Die Investitionen sind Teil des europäischen Projekts IPCEI (Important Projects of Common European Interest), das vom Bund sowie den Ländern Baden-Württemberg und Bayern gefördert wird. Es soll dabei helfen, Europa und Deutschland unabhängiger von ausländischen Chiplieferanten zu machen. Insgesamt investiert Nokia 360 Millionen Euro in seine Standorte in Ulm und Nürnberg. Der größere Teil davon soll an die Donau fließen. Wie viel genau, konnte ein Sprecher des Unternehmens dem SWR noch nicht sagen.

Neu entwickelte Mobilfunkchips sollen leistungsfähiger sein

In Ulm forschen rund 750 Mitarbeiterinnen und Mitarbeiter des Unternehmens an Chips, die in Mobilfunksystemen zum Einsatz kommen. Dazu gehört die aktuell verbreitete 5G-Technologie. Aber auch an der 6G-Technik der Zukunft, die ab 2030 auf den Markt kommen soll, wird geforscht. Die neu entwickelten Chips sollen leistungsfähiger sein und dabei weniger Strom verbrauchen.

Nokia: von Mobiltelefonen zu Mobilfunktechnik

Bekannt geworden ist das finnische Unternehmen Nokia durch seine Mobiltelefone. Von 1998 bis 2011 war Nokia der weltgrößte Hersteller von Handys. Mit dem Aufkommen von Smartphones wurden klassische Mobiltelefone auf dem Markt immer weiter abgedrängt. Auf diesen Trend reagierte das Unternehmen schließlich und verkaufte nach starken finanziellen Verlusten 2013 seine Handy-Sparte an Microsoft. Heute gibt es wieder Mobiltelefone unter dem Namen "Nokia". Diese werden allerdings von einem anderen Unternehmen entwickelt und vermarktet, das lediglich die Rechte am Markennamen besitzt.

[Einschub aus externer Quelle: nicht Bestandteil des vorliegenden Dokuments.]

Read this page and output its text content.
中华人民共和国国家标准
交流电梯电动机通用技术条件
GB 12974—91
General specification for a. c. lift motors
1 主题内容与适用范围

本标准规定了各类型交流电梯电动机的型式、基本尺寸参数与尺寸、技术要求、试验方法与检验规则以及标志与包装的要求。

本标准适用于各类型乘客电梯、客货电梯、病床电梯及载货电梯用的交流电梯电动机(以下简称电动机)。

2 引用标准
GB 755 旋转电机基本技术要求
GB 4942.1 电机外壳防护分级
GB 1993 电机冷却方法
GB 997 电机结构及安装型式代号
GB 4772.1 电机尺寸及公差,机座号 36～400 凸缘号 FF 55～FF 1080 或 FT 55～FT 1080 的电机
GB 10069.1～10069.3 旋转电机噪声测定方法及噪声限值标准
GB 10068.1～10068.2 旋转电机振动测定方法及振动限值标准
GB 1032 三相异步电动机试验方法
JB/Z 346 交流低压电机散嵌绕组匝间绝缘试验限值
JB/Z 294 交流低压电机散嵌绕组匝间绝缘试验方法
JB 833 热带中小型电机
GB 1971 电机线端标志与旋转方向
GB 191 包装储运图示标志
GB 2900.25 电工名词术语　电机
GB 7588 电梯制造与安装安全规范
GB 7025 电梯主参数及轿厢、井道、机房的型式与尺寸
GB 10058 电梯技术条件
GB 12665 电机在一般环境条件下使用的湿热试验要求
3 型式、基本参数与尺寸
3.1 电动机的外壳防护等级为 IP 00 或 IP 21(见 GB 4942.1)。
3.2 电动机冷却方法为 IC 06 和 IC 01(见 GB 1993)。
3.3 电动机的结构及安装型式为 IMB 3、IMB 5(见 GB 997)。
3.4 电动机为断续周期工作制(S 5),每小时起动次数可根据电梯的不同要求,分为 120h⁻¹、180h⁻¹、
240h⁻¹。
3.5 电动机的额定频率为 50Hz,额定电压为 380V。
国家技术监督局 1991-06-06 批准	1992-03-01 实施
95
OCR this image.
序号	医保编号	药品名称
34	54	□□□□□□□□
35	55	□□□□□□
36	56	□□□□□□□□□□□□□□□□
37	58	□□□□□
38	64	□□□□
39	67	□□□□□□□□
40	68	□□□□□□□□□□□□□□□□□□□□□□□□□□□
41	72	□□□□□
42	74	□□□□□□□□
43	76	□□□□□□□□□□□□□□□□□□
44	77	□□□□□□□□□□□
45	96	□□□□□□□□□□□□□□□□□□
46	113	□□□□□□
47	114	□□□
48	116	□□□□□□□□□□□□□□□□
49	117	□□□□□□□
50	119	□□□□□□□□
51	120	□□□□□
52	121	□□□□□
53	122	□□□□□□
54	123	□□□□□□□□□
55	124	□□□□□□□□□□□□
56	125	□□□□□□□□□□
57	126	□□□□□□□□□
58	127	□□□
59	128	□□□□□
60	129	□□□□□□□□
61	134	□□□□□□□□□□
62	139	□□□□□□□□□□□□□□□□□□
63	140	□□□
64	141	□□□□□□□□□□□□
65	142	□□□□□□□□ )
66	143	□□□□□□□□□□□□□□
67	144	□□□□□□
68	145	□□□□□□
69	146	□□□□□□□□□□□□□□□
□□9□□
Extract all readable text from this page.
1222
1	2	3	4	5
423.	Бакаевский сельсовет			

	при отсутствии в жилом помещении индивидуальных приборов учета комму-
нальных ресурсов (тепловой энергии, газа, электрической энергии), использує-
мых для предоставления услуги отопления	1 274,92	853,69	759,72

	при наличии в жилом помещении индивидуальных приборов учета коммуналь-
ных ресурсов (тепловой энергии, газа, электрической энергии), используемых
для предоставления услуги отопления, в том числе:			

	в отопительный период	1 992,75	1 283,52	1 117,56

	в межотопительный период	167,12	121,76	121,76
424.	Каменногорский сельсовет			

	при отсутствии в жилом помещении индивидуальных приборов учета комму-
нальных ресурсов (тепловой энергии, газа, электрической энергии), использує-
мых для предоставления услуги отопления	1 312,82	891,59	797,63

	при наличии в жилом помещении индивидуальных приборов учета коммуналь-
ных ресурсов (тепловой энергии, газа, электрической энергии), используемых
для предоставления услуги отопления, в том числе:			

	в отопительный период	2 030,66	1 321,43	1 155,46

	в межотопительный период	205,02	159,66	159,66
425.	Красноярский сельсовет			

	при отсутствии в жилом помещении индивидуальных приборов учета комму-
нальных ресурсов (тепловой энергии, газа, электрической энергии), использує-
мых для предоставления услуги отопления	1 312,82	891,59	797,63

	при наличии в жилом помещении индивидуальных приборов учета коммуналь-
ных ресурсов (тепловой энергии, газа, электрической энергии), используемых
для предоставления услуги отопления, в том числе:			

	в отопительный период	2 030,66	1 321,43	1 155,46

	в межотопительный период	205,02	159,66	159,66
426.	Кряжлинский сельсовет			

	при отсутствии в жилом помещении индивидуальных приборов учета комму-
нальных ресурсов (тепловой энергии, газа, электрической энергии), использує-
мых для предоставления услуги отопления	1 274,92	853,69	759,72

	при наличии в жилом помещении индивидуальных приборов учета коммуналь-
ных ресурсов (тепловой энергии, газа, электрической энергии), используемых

Im Oktober vergangenen Jahres wurde bekannt, dass Nokia aufgrund schwacher Umsatzzahlen weltweit zwischen 9.000 und 14.000 Mitarbeiter entlassen will. Ob auch der Standort am Ulmer Eselsberg davon betroffen ist, konnte ein Sprecher von Nokia auf SWR-Nachfrage nicht beantworten. Durch die Investitionen werde Ulm seiner Ansicht nach aber eher gestärkt.

Die Landesregierung begrüßt die Millionen-Investition des Mobilfunk-Unternehmens Nokia in den Wirtschaftsstandort Baden-Württemberg. Dies sei ein wichtiges Signal für die Branche und den Standort Ulm, teilte das Wirtschaftsministerium weiter mit.